I am now coding an application, say A, for a project. It is unfinished and now a new project B, will be started and is basically a replicate of A with add-ons. As both projects are unfinished, it is likely that I will have fixes in A which I need to bring over to B; and perhaps enhancements in B which I would like to port to A too.
How should I use SVN for my situation?
Upvotes: 2
Views: 1178
Reputation: 25710
It sounds like you want a new branch in your repo, where you either develop new stuff, or maintain the old. (You have to choose if you use the stadnard trunk/branches/tags layout). That is probably the easiest way to do this.
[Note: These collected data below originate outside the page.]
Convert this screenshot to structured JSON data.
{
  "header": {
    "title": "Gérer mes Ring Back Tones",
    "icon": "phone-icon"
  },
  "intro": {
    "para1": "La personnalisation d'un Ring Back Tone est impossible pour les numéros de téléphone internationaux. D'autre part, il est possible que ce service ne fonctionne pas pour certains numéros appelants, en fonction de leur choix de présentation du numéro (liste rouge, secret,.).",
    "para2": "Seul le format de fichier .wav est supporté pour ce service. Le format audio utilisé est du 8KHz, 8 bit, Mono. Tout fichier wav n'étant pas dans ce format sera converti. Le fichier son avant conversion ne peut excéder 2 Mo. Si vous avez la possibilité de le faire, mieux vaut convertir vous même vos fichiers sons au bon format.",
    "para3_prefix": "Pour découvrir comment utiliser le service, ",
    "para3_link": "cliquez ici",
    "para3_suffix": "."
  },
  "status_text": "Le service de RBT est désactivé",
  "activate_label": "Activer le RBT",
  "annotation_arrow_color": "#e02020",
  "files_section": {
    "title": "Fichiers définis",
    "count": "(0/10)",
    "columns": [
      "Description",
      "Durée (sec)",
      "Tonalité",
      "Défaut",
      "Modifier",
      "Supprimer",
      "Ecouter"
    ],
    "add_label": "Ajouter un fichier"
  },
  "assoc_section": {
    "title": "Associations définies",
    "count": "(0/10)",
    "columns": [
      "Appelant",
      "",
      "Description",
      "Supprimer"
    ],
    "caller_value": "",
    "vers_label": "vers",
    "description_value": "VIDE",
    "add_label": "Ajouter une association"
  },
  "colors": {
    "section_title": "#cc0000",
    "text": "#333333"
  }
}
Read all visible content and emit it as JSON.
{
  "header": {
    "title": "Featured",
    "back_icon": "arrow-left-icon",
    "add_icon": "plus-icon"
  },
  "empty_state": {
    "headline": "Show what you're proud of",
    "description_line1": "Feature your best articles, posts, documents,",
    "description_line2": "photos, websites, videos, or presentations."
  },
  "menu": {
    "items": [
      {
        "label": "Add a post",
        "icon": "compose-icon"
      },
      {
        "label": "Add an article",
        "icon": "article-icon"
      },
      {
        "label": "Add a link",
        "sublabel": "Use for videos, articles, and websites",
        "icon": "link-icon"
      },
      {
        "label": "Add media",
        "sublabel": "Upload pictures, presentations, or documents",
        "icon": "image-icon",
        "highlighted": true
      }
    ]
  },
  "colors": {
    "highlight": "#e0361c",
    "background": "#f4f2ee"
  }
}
If you want to separate code, your options are:
svn:externals
to a third repo with the common code, where you have branches for A and B (if necessary) so you can easily merge betwen both.Trying to keep separate versions in each repo is a recipe for disaster if that code changes independently in both projects. Merging between different repos are not supported at all, so don't go there. (Trust me. I've been there.)
Upvotes: 1
Reputation: 171559
If they are really that similar, I would just create a branch in Project A's repo for Project B, and then merge as needed.
Otherwise, extract the common code into its own new repo, and use svn:externals
to reference it in each project.
Upvotes: 1
Reputation: 20152
Ideally, you should try not to have two copies of very similar projects in progress. That is a recipe for all kinds of trouble; trying to keep them in sync as you describe would require constantly merging back and forth, which is difficult and error prone.
Better, to build your project in such a way so that the shared parts can really be shared. Perhaps make it a library. Or perhaps, make them both one big project, with two different builds - one to build A, and one for B.